At least 248 people died in Mexico City — the country’s capital — and in the states of Puebla, Mexico and Morelos, officials said.
The epicenter of the 7.1-magnitude earthquake was 2.8 miles (4.5 kilometers) east-northeast of San Juan Raboso and 34.1 miles (55 km) south-southwest of the city of Puebla, in Puebla state, according to the US Geological Survey.
President Enrique Peña Nieto said 22 bodies were found in the debris of an elementary school in Mexico City that collapsed due to the earthquake. At least 30 children were still missing Tuesday night, he said.
“We are facing a new national emergency,” Peña Nieto told citizens earlier on his first address following the earthquake.
Tuesday’s earthquake came more than one week after a magnitude-8.1 earthquake struck off the southern coast
of the country, killing at least 90, according to the governor of the hard-hit state of Oaxaca.
In Mexico City, thousands of soldiers, rescuers and civilians — including college students — were working side by side to dig through tall piles of rubble from dozens of crumbled buildings.
Some carried away buckets full of debris while others called out the names of those who have been rescued.

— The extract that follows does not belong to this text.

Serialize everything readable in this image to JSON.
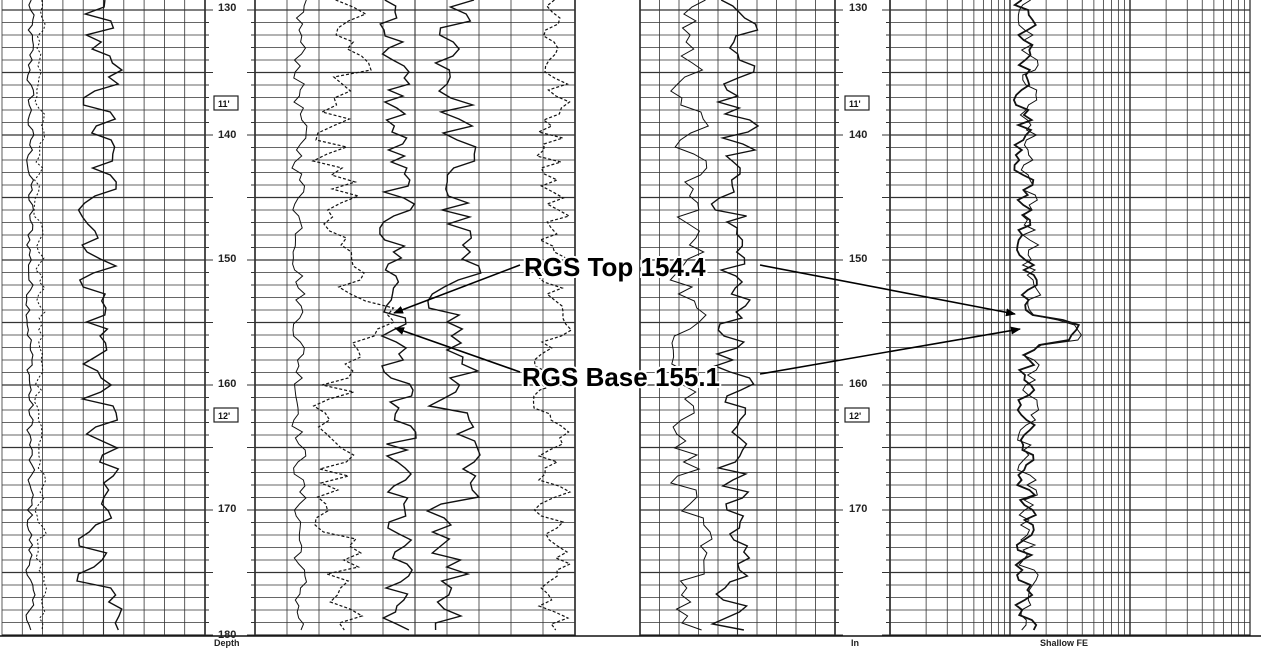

At times, rescuers asked for total silence as they tried to hear voices coming from under the debris.
The quake left the busiest city in Mexico in chaos. Windows buckled and shattered, falling several stories to the ground while thousands of people streamed into the streets running away from buildings and potential gas leaks.
People struggled to get home when power poles that toppled in the quake blocked the streets and the public transportation system temporarily shut down operations. Nearly 5 million customers were still without power early Wednesday.